Comparing inversion algorithms with the toy Gaussian model

pyCIF ships four inversion algorithms that can all be exercised on the Toy Gaussian Model without any external data. This tutorial describes each algorithm, shows the key YAML options, and links to ready-to-run examples.

Before starting, run the first forward simulation and prepare ref_obsvect as described in First inversion with the toy Gaussian model.

Overview

The table below summarises the four algorithms and their main trade-offs.

Algorithm	Mode plugin	When to use	Posterior uncertainties
4D-VAR / M1QN3	4dvar + M1QN3	Large control vectors, iterative gradient descent	Monte Carlo (montecarlo block)
4D-VAR / congrad	4dvar + congrad	Same as M1QN3; exact posterior variance from Lanczos vectors	save_uncertainties: true
Analytical	analytic	Small control vectors (bands or global); exact solution in one pass	Exact posterior covariance matrix
EnSRF	EnSRF	Ensemble-based; no adjoint required	Ensemble spread

4D-VAR with M1QN3

M1QN3 is a limited-memory quasi-Newton minimiser.

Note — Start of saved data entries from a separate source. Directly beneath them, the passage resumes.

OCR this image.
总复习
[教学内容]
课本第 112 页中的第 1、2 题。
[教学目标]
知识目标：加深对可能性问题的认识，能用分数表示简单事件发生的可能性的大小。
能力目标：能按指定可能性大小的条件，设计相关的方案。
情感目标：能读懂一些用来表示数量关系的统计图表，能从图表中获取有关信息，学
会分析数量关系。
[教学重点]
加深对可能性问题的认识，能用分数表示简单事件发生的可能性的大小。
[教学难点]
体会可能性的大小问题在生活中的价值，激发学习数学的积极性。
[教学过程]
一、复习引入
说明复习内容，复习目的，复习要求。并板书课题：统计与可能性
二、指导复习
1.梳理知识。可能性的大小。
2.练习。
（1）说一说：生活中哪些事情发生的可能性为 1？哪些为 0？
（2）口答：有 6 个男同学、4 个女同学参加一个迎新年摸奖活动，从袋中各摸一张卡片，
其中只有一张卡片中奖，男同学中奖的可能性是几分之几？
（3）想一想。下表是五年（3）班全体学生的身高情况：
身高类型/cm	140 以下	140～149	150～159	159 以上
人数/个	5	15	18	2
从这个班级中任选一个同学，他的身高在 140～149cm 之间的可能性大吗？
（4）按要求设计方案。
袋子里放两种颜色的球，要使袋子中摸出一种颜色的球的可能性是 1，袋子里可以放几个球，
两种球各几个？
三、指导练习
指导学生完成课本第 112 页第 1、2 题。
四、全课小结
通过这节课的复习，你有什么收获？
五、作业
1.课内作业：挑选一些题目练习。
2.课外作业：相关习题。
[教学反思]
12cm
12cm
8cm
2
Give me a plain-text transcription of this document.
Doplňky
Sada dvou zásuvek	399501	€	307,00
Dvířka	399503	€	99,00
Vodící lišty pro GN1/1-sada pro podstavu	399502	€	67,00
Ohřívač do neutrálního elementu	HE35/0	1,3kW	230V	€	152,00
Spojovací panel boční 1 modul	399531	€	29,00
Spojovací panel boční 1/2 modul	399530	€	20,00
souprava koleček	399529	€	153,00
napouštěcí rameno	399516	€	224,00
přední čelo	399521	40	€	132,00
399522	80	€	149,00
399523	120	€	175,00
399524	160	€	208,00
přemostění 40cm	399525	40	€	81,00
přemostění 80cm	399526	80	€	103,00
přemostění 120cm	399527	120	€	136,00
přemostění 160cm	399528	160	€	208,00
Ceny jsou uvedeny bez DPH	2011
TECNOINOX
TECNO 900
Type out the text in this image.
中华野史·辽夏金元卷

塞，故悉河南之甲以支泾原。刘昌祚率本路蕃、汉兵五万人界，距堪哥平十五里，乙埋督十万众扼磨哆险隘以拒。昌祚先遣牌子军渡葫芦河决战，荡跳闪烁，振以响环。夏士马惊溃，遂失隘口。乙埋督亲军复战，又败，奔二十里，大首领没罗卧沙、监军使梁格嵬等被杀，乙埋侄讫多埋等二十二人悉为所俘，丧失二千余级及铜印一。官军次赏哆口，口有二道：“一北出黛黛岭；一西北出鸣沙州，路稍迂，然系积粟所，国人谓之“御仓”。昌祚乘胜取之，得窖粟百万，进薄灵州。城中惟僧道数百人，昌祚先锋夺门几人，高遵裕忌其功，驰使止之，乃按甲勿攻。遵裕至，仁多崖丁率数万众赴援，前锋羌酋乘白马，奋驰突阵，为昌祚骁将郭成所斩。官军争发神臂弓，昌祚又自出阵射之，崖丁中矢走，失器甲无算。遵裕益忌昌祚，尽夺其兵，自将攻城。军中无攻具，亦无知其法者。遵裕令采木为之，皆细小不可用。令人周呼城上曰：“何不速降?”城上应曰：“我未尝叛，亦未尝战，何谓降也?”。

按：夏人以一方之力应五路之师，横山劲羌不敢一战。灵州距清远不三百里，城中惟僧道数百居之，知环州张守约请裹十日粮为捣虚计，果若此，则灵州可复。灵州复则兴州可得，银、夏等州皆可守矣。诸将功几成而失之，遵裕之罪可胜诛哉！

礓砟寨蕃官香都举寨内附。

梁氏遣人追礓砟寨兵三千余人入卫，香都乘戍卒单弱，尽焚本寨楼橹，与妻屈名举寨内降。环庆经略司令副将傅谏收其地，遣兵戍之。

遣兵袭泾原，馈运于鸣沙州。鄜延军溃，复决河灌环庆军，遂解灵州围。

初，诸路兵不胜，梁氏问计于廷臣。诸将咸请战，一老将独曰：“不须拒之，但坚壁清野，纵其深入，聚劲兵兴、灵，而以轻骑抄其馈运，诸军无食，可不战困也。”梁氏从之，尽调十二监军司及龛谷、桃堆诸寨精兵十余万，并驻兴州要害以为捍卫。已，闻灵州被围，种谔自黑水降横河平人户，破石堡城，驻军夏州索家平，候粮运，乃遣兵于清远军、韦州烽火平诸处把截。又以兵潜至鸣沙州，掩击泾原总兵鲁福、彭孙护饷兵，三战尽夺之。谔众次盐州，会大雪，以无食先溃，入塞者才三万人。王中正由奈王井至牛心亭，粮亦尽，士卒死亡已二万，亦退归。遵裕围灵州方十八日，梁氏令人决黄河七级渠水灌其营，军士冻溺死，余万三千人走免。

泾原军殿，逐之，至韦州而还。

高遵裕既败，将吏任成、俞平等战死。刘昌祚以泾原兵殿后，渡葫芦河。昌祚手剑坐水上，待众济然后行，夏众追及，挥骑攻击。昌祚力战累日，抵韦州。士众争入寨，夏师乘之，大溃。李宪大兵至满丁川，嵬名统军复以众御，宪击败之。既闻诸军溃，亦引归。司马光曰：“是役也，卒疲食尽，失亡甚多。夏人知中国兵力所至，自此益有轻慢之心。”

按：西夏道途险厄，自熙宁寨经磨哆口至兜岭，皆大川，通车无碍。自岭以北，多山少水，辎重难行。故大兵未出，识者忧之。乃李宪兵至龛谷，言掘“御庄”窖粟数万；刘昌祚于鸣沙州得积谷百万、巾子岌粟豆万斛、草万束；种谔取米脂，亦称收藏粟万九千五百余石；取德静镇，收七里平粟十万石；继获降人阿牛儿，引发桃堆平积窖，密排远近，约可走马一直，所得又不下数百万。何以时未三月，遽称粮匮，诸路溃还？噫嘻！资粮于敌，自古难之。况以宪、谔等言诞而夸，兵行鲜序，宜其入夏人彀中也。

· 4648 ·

It is the default choice for large-scale atmospheric inversions.

Key YAML options:

mode:
  plugin:
    name: 4dvar
    version: std
  minimizer:
    plugin:
      name: M1QN3
      version: std
    maxiter: 25      # maximum number of gradient evaluations
    nsim:   25       # maximum number of forward/adjoint runs
    epsg: 0.0002     # convergence criterion on gradient norm
    df1:   0.5       # expected initial cost-function reduction
    simulator:
      plugin:
        name: gausscost
        version: std
      reload_from_previous: true
  save_out_netcdf: true

Ready-to-run YAML examples (all spatial resolutions):

• Full pixel (recommended starting point)

• Bands

• Global

4D-VAR with congrad

The conjugate-gradient minimiser (congrad) solves the same variational problem as M1QN3 but uses the Lanczos recursion to build an approximation of the inverse Hessian. This enables an analytical estimate of the posterior uncertainty without any additional Monte Carlo runs.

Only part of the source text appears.